By Janelle Faignant
The title might be misleading.
“I’d love to dispel any preconceptions about [it],” director Joanne Greenberg said.
“Bad Jews” could imply a play intended just for Jews. Or, possibly, insulting them.
But the story by Jewish playwright Josh Harmon about family and identity is a universal one.
Greenberg is at the helm of her fourth play for Vermont Actors’ Repertory Theatre. The seriously smart satire “Bad Jews” opens Rutland community theater’s 11th season beginning at 7:30 p.m. Thursday, Nov. 5, in the Brick Box at the Paramount Theatre.
“I picked it having seen it when it opened in New York,” Greenberg said. “And I loved it right away. I kept it in mind from the moment I saw it, and then it became the right one to do this year.”

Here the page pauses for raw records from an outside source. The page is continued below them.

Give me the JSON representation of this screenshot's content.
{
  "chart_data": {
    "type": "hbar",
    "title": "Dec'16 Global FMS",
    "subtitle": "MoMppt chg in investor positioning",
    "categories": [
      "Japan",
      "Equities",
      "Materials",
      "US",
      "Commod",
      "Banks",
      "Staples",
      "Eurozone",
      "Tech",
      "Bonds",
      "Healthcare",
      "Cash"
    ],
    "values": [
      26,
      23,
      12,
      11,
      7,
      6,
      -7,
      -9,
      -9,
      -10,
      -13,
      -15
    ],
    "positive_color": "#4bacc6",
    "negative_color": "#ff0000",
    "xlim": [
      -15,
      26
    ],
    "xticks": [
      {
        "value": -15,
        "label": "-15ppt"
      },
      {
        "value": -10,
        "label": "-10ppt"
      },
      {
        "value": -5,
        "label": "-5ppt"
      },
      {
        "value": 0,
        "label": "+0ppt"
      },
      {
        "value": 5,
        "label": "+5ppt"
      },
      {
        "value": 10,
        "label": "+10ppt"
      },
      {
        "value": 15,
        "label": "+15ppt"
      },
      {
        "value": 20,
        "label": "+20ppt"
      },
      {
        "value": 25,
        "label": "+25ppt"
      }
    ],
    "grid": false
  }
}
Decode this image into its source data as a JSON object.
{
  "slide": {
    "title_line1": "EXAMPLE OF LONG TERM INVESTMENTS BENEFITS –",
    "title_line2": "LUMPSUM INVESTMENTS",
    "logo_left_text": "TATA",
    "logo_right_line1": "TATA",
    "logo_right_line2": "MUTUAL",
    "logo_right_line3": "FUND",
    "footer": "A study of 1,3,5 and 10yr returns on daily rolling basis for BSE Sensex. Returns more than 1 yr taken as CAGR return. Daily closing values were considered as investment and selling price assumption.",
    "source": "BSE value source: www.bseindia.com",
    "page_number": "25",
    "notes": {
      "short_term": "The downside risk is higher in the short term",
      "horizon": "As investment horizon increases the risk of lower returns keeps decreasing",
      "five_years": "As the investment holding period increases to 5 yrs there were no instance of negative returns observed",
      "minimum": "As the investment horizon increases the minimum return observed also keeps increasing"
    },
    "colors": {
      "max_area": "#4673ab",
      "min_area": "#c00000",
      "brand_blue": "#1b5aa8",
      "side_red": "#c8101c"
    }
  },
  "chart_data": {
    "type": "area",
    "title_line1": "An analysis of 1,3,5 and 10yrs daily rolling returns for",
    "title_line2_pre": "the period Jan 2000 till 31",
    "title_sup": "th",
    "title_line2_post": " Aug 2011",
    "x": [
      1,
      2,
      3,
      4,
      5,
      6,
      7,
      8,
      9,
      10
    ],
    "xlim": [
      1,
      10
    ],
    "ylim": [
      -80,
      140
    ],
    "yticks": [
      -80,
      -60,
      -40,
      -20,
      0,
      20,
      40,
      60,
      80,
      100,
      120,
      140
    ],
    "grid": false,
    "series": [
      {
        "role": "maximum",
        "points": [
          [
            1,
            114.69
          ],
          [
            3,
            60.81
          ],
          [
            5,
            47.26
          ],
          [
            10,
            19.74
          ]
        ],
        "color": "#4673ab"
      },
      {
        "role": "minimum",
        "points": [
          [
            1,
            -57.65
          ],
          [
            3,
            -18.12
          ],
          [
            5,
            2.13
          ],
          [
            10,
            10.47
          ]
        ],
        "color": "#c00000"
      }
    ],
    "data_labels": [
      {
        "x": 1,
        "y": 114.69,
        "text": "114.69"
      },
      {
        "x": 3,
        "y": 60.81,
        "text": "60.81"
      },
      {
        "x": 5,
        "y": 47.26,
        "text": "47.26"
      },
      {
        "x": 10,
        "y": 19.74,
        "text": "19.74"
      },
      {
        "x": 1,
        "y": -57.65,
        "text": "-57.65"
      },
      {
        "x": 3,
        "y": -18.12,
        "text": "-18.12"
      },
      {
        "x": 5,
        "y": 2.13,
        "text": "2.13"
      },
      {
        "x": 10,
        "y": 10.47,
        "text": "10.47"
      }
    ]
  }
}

The story follows two brothers, their female cousin, and one brother’s non-Jewish girlfriend. All college-age, they’re reunited at the funeral of the grandfather, the patriarch and a Holocaust survivor. An argument over a family heirloom breaks out and collateral damage ensues.
“Funerals can trigger that sort of questioning of family values,” Greenberg said. “Questions about how to respect and cherish what [the grandfather] represented have led the family members in opposite directions.”
“It uses the recent death of a relative to stick family members who have never much liked each other inside a pressurized cauldron,” The Chicago Tribune said.
And on a deeper level there are some entrenched divisions about cultural identity.
“About what to embrace and what to dismiss about their heritage,” Greenberg said.
Greenberg says the four non-Jewish cast members took an opportunity to explore Jewish culture at a dinner with the Rutland Jewish Center, which is sponsoring the play. Conversations about beliefs, customs and culture helped the cast to shape their characters and to learn more about what lies behind the title of the play.
“But the actors have really looked into the bigger universal questions about the issues of being 20-something and making choices,” Greenberg said. “And learning what you believe in through arguing.”
Greenberg was drawn by “the relevance of the need in this day and age to navigate a world of choices about self-identification, which no longer solely comes from heredity.”
“Nowadays, everything from religious background to gender identity to political leaning is fluid and open to personal choice,” she said. “And that’s exciting, but it also can be overwhelming and decisive.”
The show opens after a two-month rehearsal period, which Greenberg said has also been full of laughter.
“There’s a lot of humor in the play,” she said. “But there’s also been a lot of serious and intense work on those very charged moments. It’s been really satisfying as a rehearsal process.”
She hopes audiences will see the universality in the themes of the play — questions about identity, assimilation and embracing culture, which are “all very American, very human, and not easily answered.”
The Tribune called it a “smashingly venomous and cheerfully fearless comedy … packing the house with Jews (good, bad and indifferent), gentiles and anyone who enjoys watching privileged and over-educated people fight like Upper West Siders whose brunch reservations have not been honored in a timely fashion.”
“Bad Jews” is full of outrageous behavior, insults and laughs — a night that could be easily translatable to any family situation.